2-4. T-DPSOM : Extension to time series data
add temporal component
given set of \(N\) time series of length \(T\), \(\left\{x_{i, t}\right\}_{i=1, \ldots, N ; t=1, \ldots, T}\)
\(\rightarrow\) goal : learn INTERPRETABLE trajectories on the SOM grid
add additional loss term, which is similar to the smoothness loss in SOM-VAE ( + soft assignments )
- \(\mathcal{L}_{\text {smooth }}=-\frac{1}{N T} \sum_{i=1}^{N} \sum_{t=1}^{T} u_{i_{t}, i_{t+1}}\).
- where \(u_{i_{t}, i_{t+1}}=g\left(z_{i, t}, z_{i, t+1}\right)\) is the similarity between \(z_{i, t}\) and \(z_{i, t+1}\) using a Student’s t-distribution
- \(z_{i, t}\) refers to the embedding of time series \(x_{i}\) at time index \(t\).
- maximize the similarity between latent embeddings of adjacent time steps
one of main goals in t.s modeling : predicting future data points
- can be achieved by adding LSTM over latent embedding
- at each time step \(t\), predict prob distn \(p_{\omega}\left(z_{t+1} \mid z_{t}\right)\)
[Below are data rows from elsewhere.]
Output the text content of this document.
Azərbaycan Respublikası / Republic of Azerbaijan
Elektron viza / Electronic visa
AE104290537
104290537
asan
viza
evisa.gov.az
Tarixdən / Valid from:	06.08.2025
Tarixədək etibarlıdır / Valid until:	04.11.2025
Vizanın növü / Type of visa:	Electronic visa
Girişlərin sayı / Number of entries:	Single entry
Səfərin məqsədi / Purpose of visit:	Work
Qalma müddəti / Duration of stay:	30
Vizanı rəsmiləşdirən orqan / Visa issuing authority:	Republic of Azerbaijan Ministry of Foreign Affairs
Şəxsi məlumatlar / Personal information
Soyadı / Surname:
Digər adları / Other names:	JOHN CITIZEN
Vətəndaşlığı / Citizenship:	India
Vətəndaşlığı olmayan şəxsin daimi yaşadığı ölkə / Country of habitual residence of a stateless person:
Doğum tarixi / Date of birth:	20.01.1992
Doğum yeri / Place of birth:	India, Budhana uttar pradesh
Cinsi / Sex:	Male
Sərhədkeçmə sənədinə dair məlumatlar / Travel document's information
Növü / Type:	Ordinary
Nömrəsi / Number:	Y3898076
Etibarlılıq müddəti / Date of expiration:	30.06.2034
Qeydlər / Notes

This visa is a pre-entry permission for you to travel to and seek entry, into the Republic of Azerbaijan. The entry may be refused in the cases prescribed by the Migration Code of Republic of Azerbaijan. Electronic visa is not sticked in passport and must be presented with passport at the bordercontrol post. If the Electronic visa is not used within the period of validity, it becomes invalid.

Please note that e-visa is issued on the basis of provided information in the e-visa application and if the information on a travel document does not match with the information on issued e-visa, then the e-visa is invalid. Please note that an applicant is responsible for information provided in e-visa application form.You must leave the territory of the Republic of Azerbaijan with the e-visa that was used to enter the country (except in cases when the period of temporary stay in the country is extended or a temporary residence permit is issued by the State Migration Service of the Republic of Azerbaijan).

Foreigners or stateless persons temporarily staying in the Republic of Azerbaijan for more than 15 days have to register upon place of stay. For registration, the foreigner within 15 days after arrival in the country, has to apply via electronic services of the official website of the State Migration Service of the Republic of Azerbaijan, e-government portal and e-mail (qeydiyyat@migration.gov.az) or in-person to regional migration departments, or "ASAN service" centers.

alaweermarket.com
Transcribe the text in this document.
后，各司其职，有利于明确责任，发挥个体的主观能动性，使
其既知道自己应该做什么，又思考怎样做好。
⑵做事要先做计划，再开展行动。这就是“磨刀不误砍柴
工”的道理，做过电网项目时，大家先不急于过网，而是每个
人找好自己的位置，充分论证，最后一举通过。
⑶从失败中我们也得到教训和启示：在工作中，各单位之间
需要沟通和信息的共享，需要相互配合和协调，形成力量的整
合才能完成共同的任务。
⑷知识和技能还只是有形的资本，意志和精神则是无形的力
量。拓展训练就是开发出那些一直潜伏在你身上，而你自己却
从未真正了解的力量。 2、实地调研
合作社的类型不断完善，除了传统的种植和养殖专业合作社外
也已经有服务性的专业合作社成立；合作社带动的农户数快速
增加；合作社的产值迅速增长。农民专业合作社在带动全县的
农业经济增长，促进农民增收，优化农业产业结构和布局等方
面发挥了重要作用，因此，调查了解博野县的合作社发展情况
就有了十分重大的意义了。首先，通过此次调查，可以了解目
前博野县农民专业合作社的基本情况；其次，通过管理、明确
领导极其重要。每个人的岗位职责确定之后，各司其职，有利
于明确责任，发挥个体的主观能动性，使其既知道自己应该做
\(\rightarrow\) add prediction loss
- \(\mathcal{L}_{\text {pred }}=-\sum_{i=1}^{N} \sum_{t=1}^{T} \log p_{\omega}\left(z_{t+1} \mid z_{t}\right)\).
Loss Function
\(\mathcal{L}_{\mathrm{T}-\mathrm{DPSOM}}=\mathcal{L}_{\mathrm{DPSOM}}+\mathcal{L}_{\text {smooth }}+\mathcal{L}_{\text {pred }}\).